Sunday February 15 - Nazareth to Jerusalem via West Bank

Sunday February 15 - Nazareth to Jerusalem via West Bank
The sun came up bright and clear over the Sea of Galilee this morning. Glory be! 

We were all in good time on the bus and off we went for the day's adventures. David S. led a devotion based on Jesus' "hidden" life when he was growing up in Nazareth. Wisam described family and village life in Palestine that would be similar to life in Nazareth 2000 years ago. 

The Church of the Annunciation in Nazareth is beautiful inside and out. It is built over the remains of the 1st century village, and the ground floor has an entrance to Mary's house, part of which is a cave. 
The upper level is where the local community worships. The walls are adorned with works of art from many countries depicting the Annunciation. Canada has two: a bas-relief woodcarving in the Quebec style and an entire painted chapel. The U.S. one is dramatic and metallic-looking. In each country's work, Mary resembles the people of that country. We walked back through narrow streets to the bus. 



 Near Nazareth the bus took us up a hill to the Cliff of Precipice, where the people of Nazareth attempted to throw Jesus to his death.
Driving through the Jezreel Valley we passed large fields of grain and arrays of greenhouses. There was lots of evidence of the rains of the last several days. 

We crossed into Palestine at Jenin, where much of the best produce in the area is grown and sold. The city is busy and crowded, predominantly Muslim. Local rock is quarried, cut and carved here.
 We rode up a steep road to Sebastinah, where we walked among the Roman ruins, including an amphitheatre, colonnaded street, a palace and then a later Christian church. 



 Most of the group went into a restaurant for a typical Palestinian meal, that they said was the best meal yet. A few of us skipped it, since we've been over-eating and I've been unable to negotiate garlic-free meals at lunch time.[ watching the camel instead of lunch ]

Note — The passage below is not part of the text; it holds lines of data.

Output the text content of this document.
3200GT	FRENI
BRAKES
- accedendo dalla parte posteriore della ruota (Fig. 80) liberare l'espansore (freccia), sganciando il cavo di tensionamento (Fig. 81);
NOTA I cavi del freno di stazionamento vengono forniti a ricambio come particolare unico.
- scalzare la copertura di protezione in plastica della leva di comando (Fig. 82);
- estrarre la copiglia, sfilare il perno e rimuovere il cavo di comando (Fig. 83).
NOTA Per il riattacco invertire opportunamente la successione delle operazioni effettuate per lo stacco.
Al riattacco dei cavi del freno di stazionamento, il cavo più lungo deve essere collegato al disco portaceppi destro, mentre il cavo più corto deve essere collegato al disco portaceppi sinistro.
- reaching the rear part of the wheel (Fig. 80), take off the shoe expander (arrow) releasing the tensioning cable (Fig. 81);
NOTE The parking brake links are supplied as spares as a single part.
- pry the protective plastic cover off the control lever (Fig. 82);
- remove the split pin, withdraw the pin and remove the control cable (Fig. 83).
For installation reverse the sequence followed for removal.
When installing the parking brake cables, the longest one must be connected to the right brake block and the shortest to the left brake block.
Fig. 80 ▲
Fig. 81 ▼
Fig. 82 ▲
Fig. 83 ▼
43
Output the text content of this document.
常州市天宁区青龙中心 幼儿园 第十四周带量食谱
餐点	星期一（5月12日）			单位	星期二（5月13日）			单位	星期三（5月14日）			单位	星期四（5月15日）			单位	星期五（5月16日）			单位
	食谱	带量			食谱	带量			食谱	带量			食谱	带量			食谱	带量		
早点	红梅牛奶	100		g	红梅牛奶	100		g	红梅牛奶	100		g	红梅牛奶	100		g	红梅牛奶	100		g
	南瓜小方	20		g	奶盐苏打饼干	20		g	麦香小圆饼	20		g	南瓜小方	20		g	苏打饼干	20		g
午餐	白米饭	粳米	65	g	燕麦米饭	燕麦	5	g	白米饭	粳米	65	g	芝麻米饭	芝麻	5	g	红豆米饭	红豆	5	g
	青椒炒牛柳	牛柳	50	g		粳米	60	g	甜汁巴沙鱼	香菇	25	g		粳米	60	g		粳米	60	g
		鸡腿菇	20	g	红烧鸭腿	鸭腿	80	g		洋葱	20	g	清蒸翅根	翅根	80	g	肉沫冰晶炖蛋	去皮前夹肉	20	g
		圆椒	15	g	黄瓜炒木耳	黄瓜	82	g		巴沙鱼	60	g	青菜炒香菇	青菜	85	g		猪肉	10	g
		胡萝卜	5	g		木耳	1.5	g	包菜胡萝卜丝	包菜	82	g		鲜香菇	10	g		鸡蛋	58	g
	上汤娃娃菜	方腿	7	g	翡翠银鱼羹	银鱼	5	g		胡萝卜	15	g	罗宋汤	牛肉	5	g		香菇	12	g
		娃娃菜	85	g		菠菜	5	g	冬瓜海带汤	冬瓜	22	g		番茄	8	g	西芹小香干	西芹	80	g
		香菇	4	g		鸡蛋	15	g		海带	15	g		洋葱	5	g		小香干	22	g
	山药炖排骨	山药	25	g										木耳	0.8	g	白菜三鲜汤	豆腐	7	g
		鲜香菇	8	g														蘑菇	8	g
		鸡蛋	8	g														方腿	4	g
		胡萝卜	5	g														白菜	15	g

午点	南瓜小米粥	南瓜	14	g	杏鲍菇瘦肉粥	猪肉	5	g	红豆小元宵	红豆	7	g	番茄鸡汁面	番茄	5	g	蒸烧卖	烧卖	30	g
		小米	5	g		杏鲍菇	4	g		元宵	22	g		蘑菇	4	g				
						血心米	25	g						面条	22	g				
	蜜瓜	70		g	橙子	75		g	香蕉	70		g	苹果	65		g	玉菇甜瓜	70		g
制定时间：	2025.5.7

In Nablus we visited Jacob's Well. the church built over it is lovely, with many icons painted by the Greek Orthodox priest who is in charge. He's been there for 40 years and will be buried there eventually. He took us down to the well where we read the story from John, of Jesus and the Samaritan woman at the well. Wisam lowered a bucket into the well and all the women took turns turning the crank to bring it back to the surface. The well is, indeed, very deep.


On the way to Jerusalem we passed Ramala, the Palestinian capital, and a few other familiar-sounding places.Once again we sailed through the check point without having to stop, and came to the lovely 
Olive Tree hotel in Old Jerusalem. This is definitely the best of the 3 hotels we've been in. There's even a tea kettle in our room, which I used right away.
Dinner was delicious, and afterward we heard a dialogue between an Israeli and a Palestinian giving their respective views on the conflict.